Some scripts to break up and understand the HTML output of the various html forms of math notes. These include:
- The lwarp LaTeX utility.
- Gitbook.
- Tex4ht
The outputted markdown is designed for use in the Obsidian app, as a baseline for me to start re-writing the content and cleaning it up.
It is a best effort, it is not pretty nor even necessarily valid or
correct/faithful to the input (this is especially the case with tex4ht
output). When working with these notes, it is best to keep a copy open
in a web browser nearby for checking against the actual content itself.
PDFs are a pain to work with programmatically,
however often lecturers will offer "accessible"
versions of their notes in HTML form having gone
through the lwarp
or
tex4t
program.
While this output is not necessarily pretty (or even necessarily standards conforming!), it is much easier to work with than the PDF files themselves.

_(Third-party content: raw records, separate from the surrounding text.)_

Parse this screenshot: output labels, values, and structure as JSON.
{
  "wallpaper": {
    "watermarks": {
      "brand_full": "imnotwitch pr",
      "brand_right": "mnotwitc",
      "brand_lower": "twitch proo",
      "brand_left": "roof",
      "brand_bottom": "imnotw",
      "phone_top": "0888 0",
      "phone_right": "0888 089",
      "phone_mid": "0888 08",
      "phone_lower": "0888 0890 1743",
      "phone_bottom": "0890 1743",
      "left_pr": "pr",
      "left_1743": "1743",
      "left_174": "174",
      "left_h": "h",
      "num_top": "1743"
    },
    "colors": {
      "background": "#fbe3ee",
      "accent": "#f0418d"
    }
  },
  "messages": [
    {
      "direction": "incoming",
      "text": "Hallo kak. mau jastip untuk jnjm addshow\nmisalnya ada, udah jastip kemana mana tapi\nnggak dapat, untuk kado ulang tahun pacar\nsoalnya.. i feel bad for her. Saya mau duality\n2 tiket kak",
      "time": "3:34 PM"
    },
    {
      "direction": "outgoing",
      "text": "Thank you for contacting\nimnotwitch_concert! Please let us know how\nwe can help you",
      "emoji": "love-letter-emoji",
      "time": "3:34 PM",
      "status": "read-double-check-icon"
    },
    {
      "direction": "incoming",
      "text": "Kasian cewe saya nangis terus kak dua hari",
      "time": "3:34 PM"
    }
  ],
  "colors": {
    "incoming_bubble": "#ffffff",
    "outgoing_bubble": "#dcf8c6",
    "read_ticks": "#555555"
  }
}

This is very heuristic based, it is messy, it is working with formats that are not meant to be used in this way, if anyone wants to use this I would suggest you read the code and take inspiration. I have tried to keep the scripts clean, but they often require the output of a previous script or worse a previous version (of which is unlikely to be tracked here).
Mainly these are used to break out each theorem / definition / etc into its own file so that they can be connected in an app such as Obsidian. However you could also use this as a basis to transform it into a prettier version of the HTML form, with the addition of some CSS and HTML clean up.
Mainly notes for myself for when I inevitably try to do this all again next semester,
- Lists, both numbered and bulleted.
- Block math and the equation environment directly in HTML?